À l’heure où le coronavirus SARS-CoV-2 continue de se propager dans le monde entier, et tandis que les virologues et les immunologistes tentent de trouver des vaccins et traitements efficaces, les généticiens se sont eux aussi attachés à mieux comprendre les mécanismes d’infection du virus. Plusieurs pistes de recherche montrent en effet que le développement de symptômes graves et de manifestations cliniques sévères pourrait être lié au génome des personnes infectées. Ainsi, en fonction de sa carte génétique, une personne pourrait être plus ou moins résistante au coronavirus.
L’infection causée par le nouveau coronavirus SARS-CoV-2, est étrangement — et malheureusement — sélective. Seules certaines personnes infectées tombent malades et, bien que la plupart des personnes gravement malades soient des personnes âgées ou aient des problèmes complexes tels que les maladies cardiaques, certaines tuées par la maladie étaient en bonne santé et même relativement jeunes. Les chercheurs se préparent maintenant à parcourir les génomes des patients à la recherche de variations d’ADN qui expliquent ce mystère.
Les résultats pourraient être utilisés pour identifier les personnes les plus à risque de complications graves et celles qui pourraient être protégées, et ils pourraient également guider la recherche de nouveaux traitements. Les projets vont des études en cours sur l’ADN de plusieurs milliers de participants, dont certains sont maintenant infectés par le coronavirus, aux nouveaux efforts qui collectent l’ADN des patients infectés dans des endroits durement touchés comme l’Italie.

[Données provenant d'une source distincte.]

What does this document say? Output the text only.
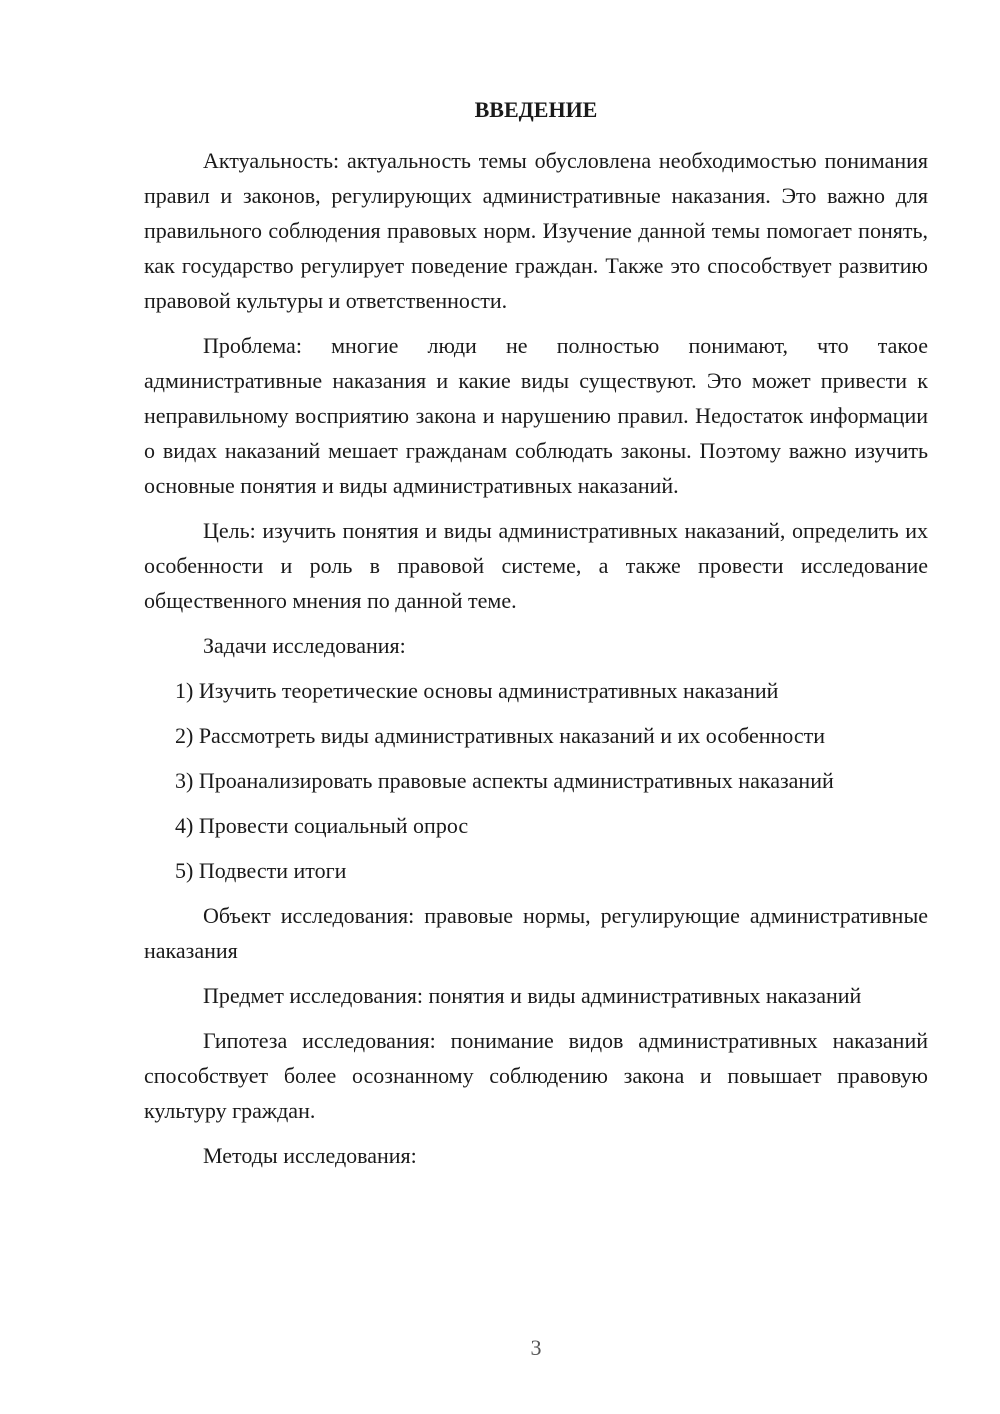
ВВЕДЕНИЕ

Актуальность: актуальность темы обусловлена необходимостью понимания правил и законов, регулирующих административные наказания. Это важно для правильного соблюдения правовых норм. Изучение данной темы помогает понять, как государство регулирует поведение граждан. Также это способствует развитию правовой культуры и ответственности.

Проблема: многие люди не полностью понимают, что такое административные наказания и какие виды существуют. Это может привести к неправильному восприятию закона и нарушению правил. Недостаток информации о видах наказаний мешает гражданам соблюдать законы. Поэтому важно изучить основные понятия и виды административных наказаний.

Цель: изучить понятия и виды административных наказаний, определить их особенности и роль в правовой системе, а также провести исследование общественного мнения по данной теме.

Задачи исследования:

1) Изучить теоретические основы административных наказаний

2) Рассмотреть виды административных наказаний и их особенности

3) Проанализировать правовые аспекты административных наказаний

4) Провести социальный опрос

5) Подвести итоги

Объект исследования: правовые нормы, регулирующие административные наказания

Предмет исследования: понятия и виды административных наказаний

Гипотеза исследования: понимание видов административных наказаний способствует более осознанному соблюдению закона и повышает правовую культуру граждан.

Методы исследования:

3
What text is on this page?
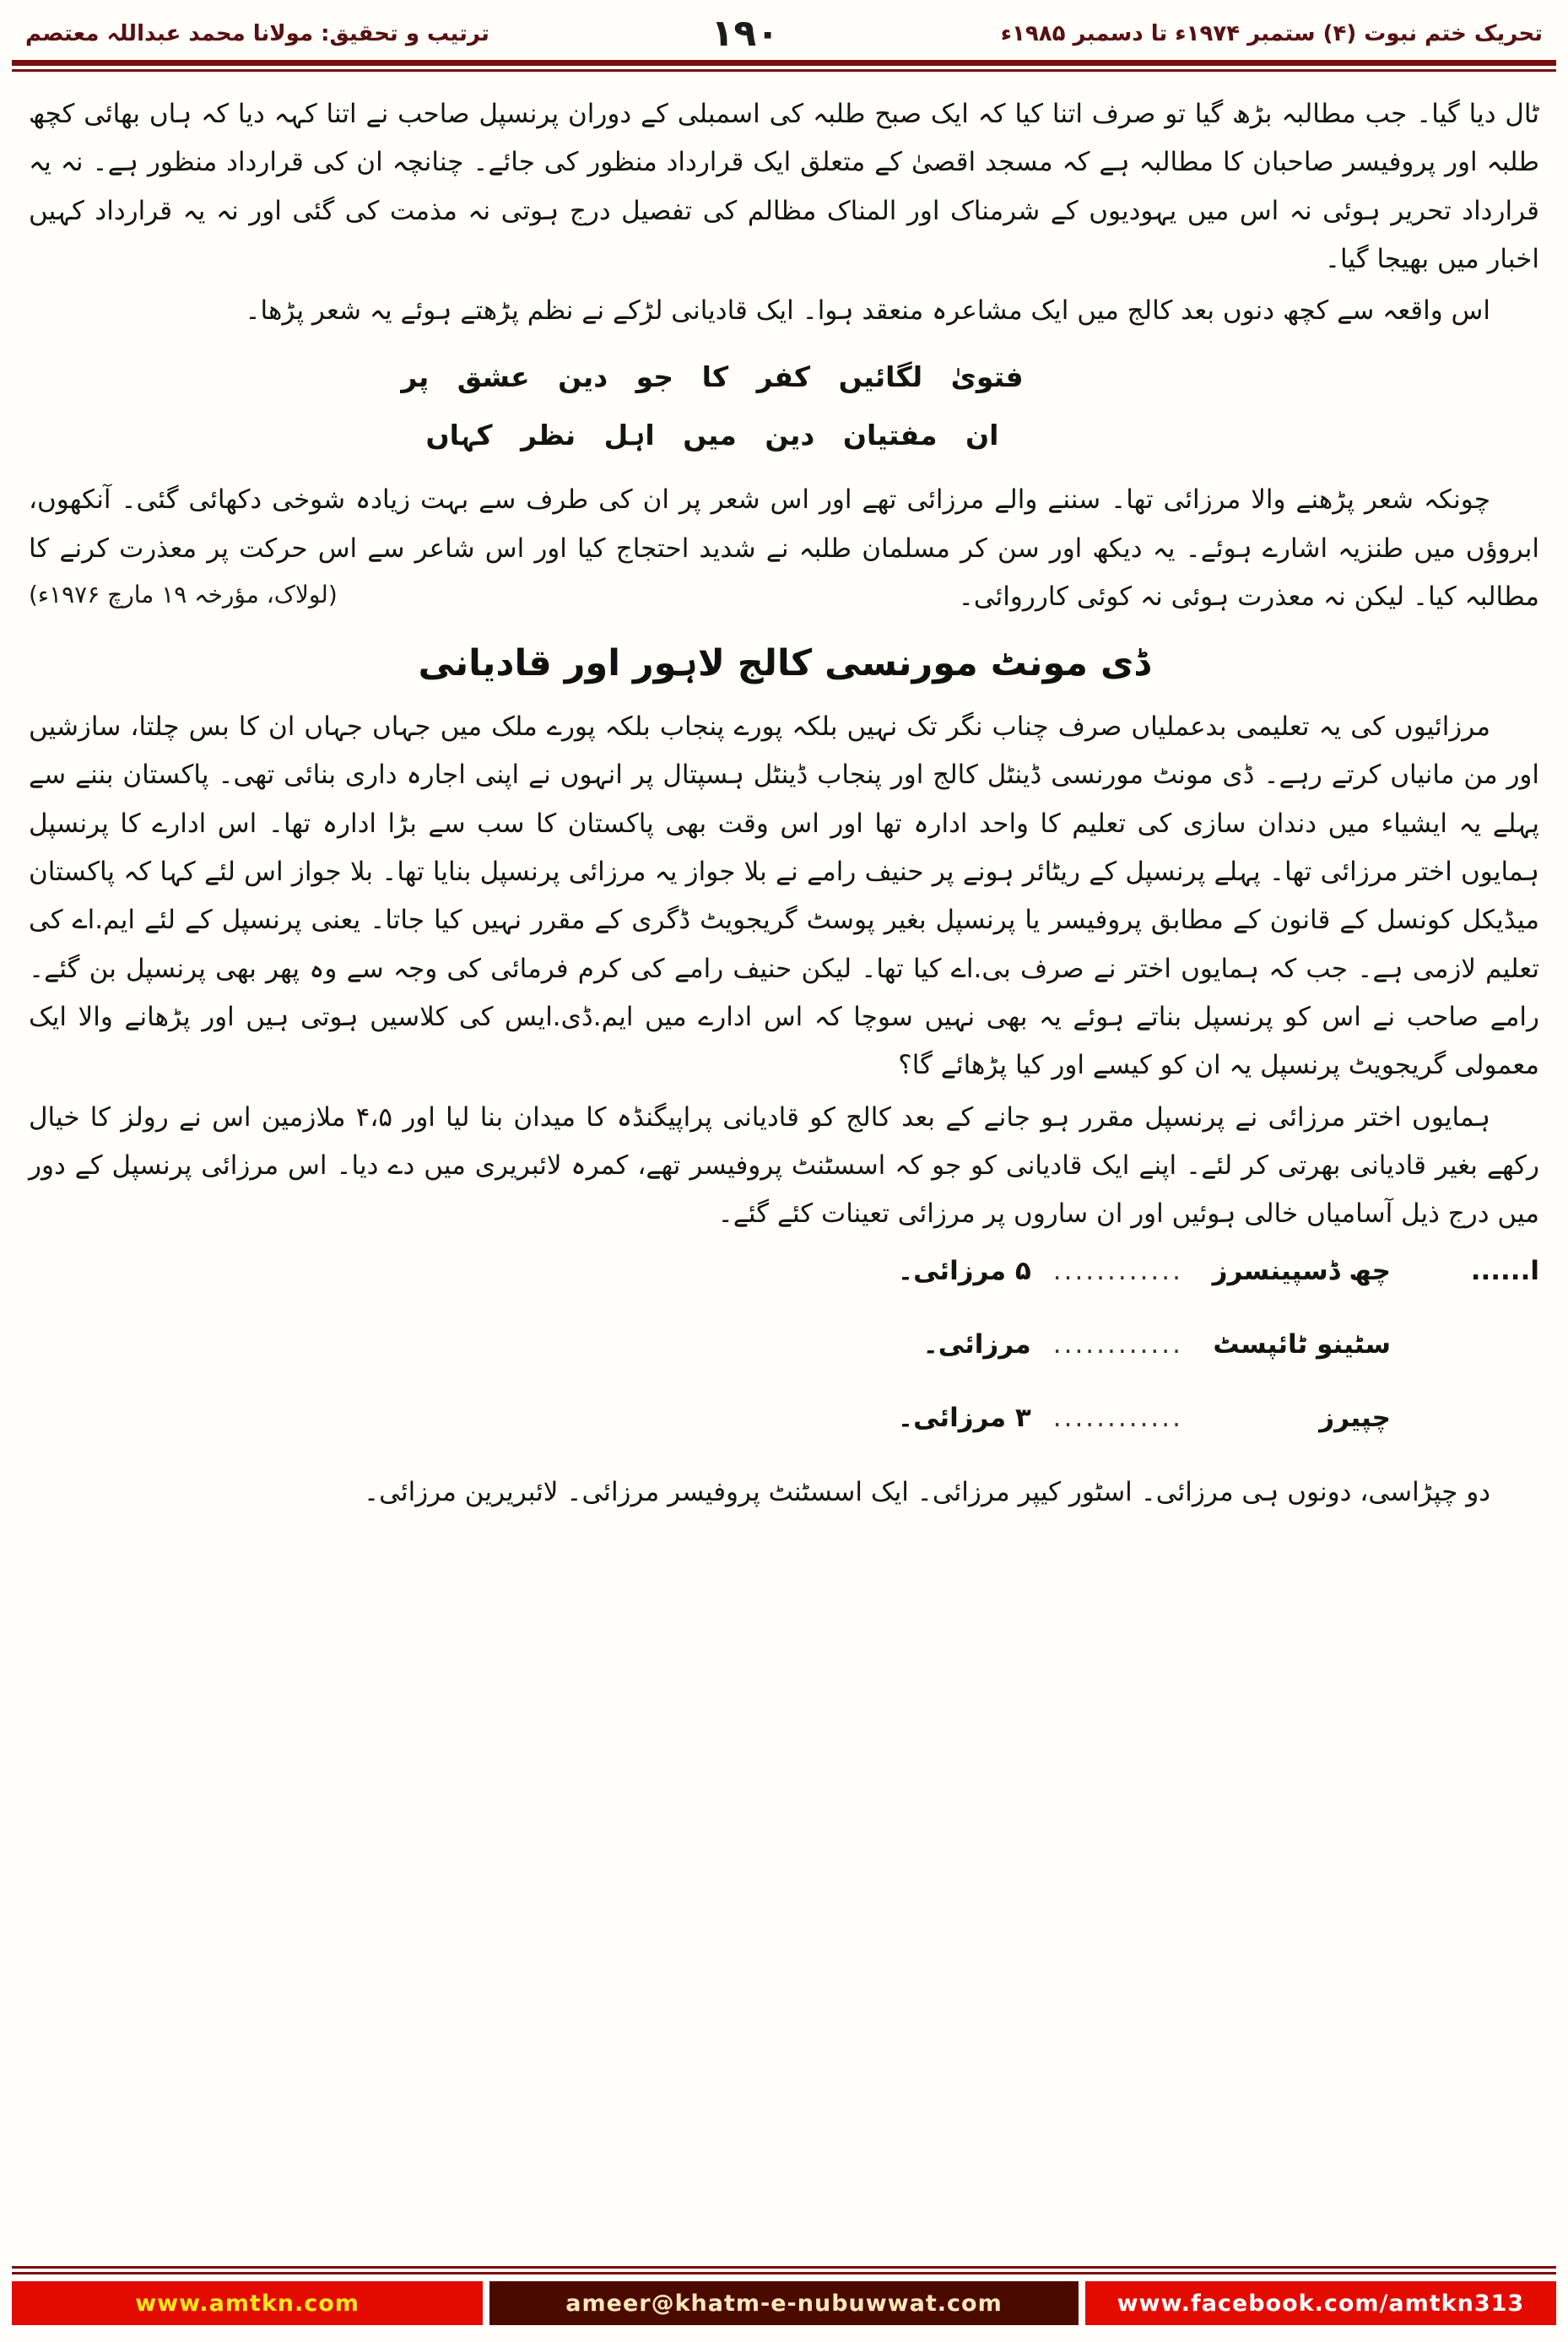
تحریک ختم نبوت (۴) ستمبر ۱۹۷۴ء تا دسمبر ۱۹۸۵ء
۱۹۰
ترتیب و تحقیق: مولانا محمد عبداللہ معتصم

ٹال دیا گیا۔ جب مطالبہ بڑھ گیا تو صرف اتنا کیا کہ ایک صبح طلبہ کی اسمبلی کے دوران پرنسپل صاحب نے اتنا کہہ دیا کہ ہاں بھائی کچھ طلبہ اور پروفیسر صاحبان کا مطالبہ ہے کہ مسجد اقصیٰ کے متعلق ایک قرارداد منظور کی جائے۔ چنانچہ ان کی قرارداد منظور ہے۔ نہ یہ قرارداد تحریر ہوئی نہ اس میں یہودیوں کے شرمناک اور المناک مظالم کی تفصیل درج ہوتی نہ مذمت کی گئی اور نہ یہ قرارداد کہیں اخبار میں بھیجا گیا۔

اس واقعہ سے کچھ دنوں بعد کالج میں ایک مشاعرہ منعقد ہوا۔ ایک قادیانی لڑکے نے نظم پڑھتے ہوئے یہ شعر پڑھا۔

فتویٰ لگائیں کفر کا جو دین عشق پر
ان مفتیان دین میں اہل نظر کہاں

چونکہ شعر پڑھنے والا مرزائی تھا۔ سننے والے مرزائی تھے اور اس شعر پر ان کی طرف سے بہت زیادہ شوخی دکھائی گئی۔ آنکھوں، ابروؤں میں طنزیہ اشارے ہوئے۔ یہ دیکھ اور سن کر مسلمان طلبہ نے شدید احتجاج کیا اور اس شاعر سے اس حرکت پر معذرت کرنے کا مطالبہ کیا۔ لیکن نہ معذرت ہوئی نہ کوئی کارروائی۔
(لولاک، مؤرخہ ۱۹ مارچ ۱۹۷۶ء)

ڈی مونٹ مورنسی کالج لاہور اور قادیانی

مرزائیوں کی یہ تعلیمی بدعملیاں صرف چناب نگر تک نہیں بلکہ پورے پنجاب بلکہ پورے ملک میں جہاں جہاں ان کا بس چلتا، سازشیں اور من مانیاں کرتے رہے۔ ڈی مونٹ مورنسی ڈینٹل کالج اور پنجاب ڈینٹل ہسپتال پر انہوں نے اپنی اجارہ داری بنائی تھی۔ پاکستان بننے سے پہلے یہ ایشیاء میں دندان سازی کی تعلیم کا واحد ادارہ تھا اور اس وقت بھی پاکستان کا سب سے بڑا ادارہ تھا۔ اس ادارے کا پرنسپل ہمایوں اختر مرزائی تھا۔ پہلے پرنسپل کے ریٹائر ہونے پر حنیف رامے نے بلا جواز یہ مرزائی پرنسپل بنایا تھا۔ بلا جواز اس لئے کہا کہ پاکستان میڈیکل کونسل کے قانون کے مطابق پروفیسر یا پرنسپل بغیر پوسٹ گریجویٹ ڈگری کے مقرر نہیں کیا جاتا۔ یعنی پرنسپل کے لئے ایم.اے کی تعلیم لازمی ہے۔ جب کہ ہمایوں اختر نے صرف بی.اے کیا تھا۔ لیکن حنیف رامے کی کرم فرمائی کی وجہ سے وہ پھر بھی پرنسپل بن گئے۔ رامے صاحب نے اس کو پرنسپل بناتے ہوئے یہ بھی نہیں سوچا کہ اس ادارے میں ایم.ڈی.ایس کی کلاسیں ہوتی ہیں اور پڑھانے والا ایک معمولی گریجویٹ پرنسپل یہ ان کو کیسے اور کیا پڑھائے گا؟

ہمایوں اختر مرزائی نے پرنسپل مقرر ہو جانے کے بعد کالج کو قادیانی پراپیگنڈہ کا میدان بنا لیا اور ۴،۵ ملازمین اس نے رولز کا خیال رکھے بغیر قادیانی بھرتی کر لئے۔ اپنے ایک قادیانی کو جو کہ اسسٹنٹ پروفیسر تھے، کمرہ لائبریری میں دے دیا۔ اس مرزائی پرنسپل کے دور میں درج ذیل آسامیاں خالی ہوئیں اور ان ساروں پر مرزائی تعینات کئے گئے۔

ا......
چھ ڈسپینسرز
............
۵ مرزائی۔
سٹینو ٹائپسٹ
............
مرزائی۔
چپیرز
............
۳ مرزائی۔

دو چپڑاسی، دونوں ہی مرزائی۔ اسٹور کیپر مرزائی۔ ایک اسسٹنٹ پروفیسر مرزائی۔ لائبریرین مرزائی۔

www.amtkn.com	ameer@khatm-e-nubuwwat.com	www.facebook.com/amtkn313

Comparer l’ADN des personnes gravement malades avec celui des personnes asymptomatiques
L’objectif est de comparer l’ADN des personnes qui ont des cas graves de la maladie mais pas de maladie sous-jacente comme le diabète, les maladies cardiaques ou pulmonaires, avec celles qui ont peu ou pas de symptômes. « Nous constatons d’énormes différences dans les résultats cliniques et entre les pays. La part de la sensibilité génétique dans ce domaine est une question très ouverte », explique le généticien Andrea Ganna, de l’Institut de médecine moléculaire de l’université d’Helsinki (FIMM).
Selon certains chercheurs, il est difficile de prédire ce qui ressortira de ces observations. Mais il existe des suspects évidents, tels que le gène codant pour l’enzyme de conversion de l’angiotensine 2 (ACE2), une protéine de surface cellulaire, que le coronavirus utilise pour pénétrer dans les cellules des voies respiratoires.
Les variations du gène ACE2 qui altèrent le récepteur pourraient rendre le virus plus ou moins apte à pénétrer dans les cellules, explique l’immunologiste Philip Murphy de l’Institut national des allergies et des maladies infectieuses, dont le laboratoire a identifié une mutation relativement courante dans une autre protéine de surface des cellules humaines, CCR5, qui rend certaines personnes très résistantes au VIH.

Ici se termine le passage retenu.